After his return, he was appreciated with the appropriate amount of fanfare — but he wasn’t as happy to be back as we were to have him. There were no more great adventures for Buzz; he’d done the impossible, and there were no more dragons to slay, no more lands to conquer.
He had trouble connecting with other people who hadn’t lived through what he’d lived through. He didn’t find certain things important anymore. He felt empty. And if you’re reading this entry, given our community, you can probably guess where that emptiness led.
It takes all kinds.
It doesn’t matter if you’re a hero (or a billionaire, or a mental patient, or a college student): alcoholism doesn’t discriminate. Our purported reasons for drinking may vary, but the results are generally the same.
It’s a good thing that Alcoholics Anonymous doesn’t discriminate either. I certainly did.
When I first (and second, and third) found myself in these rooms, I didn’t think anything “AA” applied to me. The people I met were a little further gone, I thought. They were strange. Most were religious. The majority of them were as far from 20 as I was from the womb.
They’d faced problems I’d never had to consider before. Some of them struggled with mental illness, or with food insecurity, or had been drinking to mask the pain of abusive relationships. These people had real problems. They were real alcoholics. I didn’t need (or want) to be there, and my indifference toward the meetings I did attend was palpable. Eventually, they didn’t want me there either. So I’d leave.
I didn’t take the time to study Alcoholics Anonymous.
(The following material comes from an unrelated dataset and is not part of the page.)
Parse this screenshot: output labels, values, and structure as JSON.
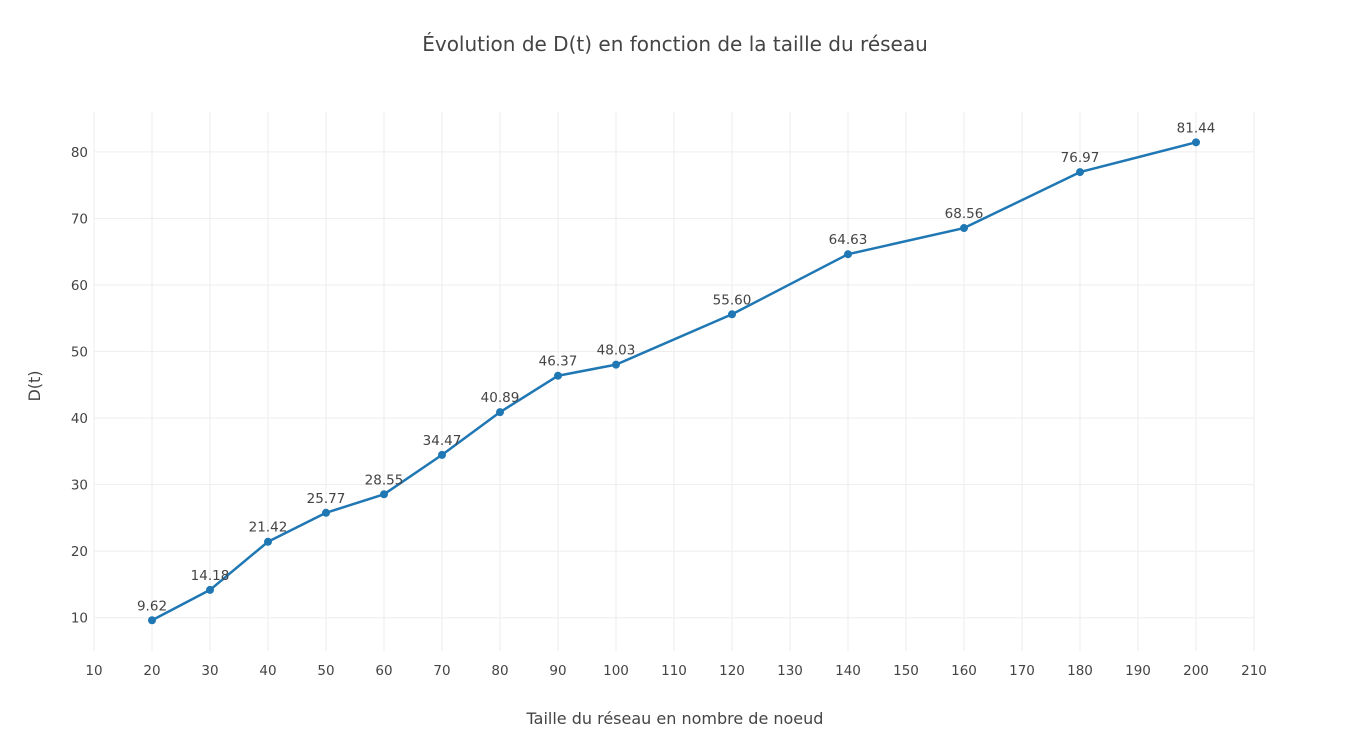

I judged it in its entirety — contempt prior to investigation, if you will — based on a small number of meetings that I’d only chosen because they were nearby. I couldn’t relate to the people I’d met there in any real way, and I’d damn sure convinced myself that I wasn’t that kind of alcoholic.
What is it they say about Americans? That we all think of ourselves, even the poorest among us, to be temporarily embarrassed millionaires? I was a temporarily alcoholic drinker. But in like, the Jack Kerouac way. It was cool.
In my head I’d built myself up to be an astronaut-level kind of guy — AA’s slogans and hand-holding were beneath me. My alcoholism was just a chapter in my life. It wouldn’t last.
I wish I’d paid more attention. I would have learned enough about myself and about my drinking that the next decade’s trials and tribulations wouldn’t have taken me by such surprise. I did pay enough attention, though, to know exactly where to go once I started taking my drinking seriously.
If you put nothing into it, you get nothing out of it.
Buzz went from ticker-tape parades to selling Cadillacs — and he wasn’t a very good salesman. His life, he thought, was essentially over. He felt he’d accomplished everything he set out to do, and nothing else felt quite so important or meaningful. He didn’t want to be a guy who went to the moon; he was the kind of guy who goes to the moon. He didn’t want that part of his life to be over. His drinking found him at a low point, as it tends to do.
In turn he found this program. If it can help Buzz, it can help me, right? And maybe you as well. If it’s true that the bigger they are, the harder they fall, Buzz is an example of someone who fell further than most of us ever will (both figuratively and literally).
If someone facing that kind of existential dilemma, someone who left the Earth and subsequently never really felt at home there afterward, can find hope and reason and purpose in recovery, maybe I can too. Maybe you as well. It just takes effort. It works if you work it, right?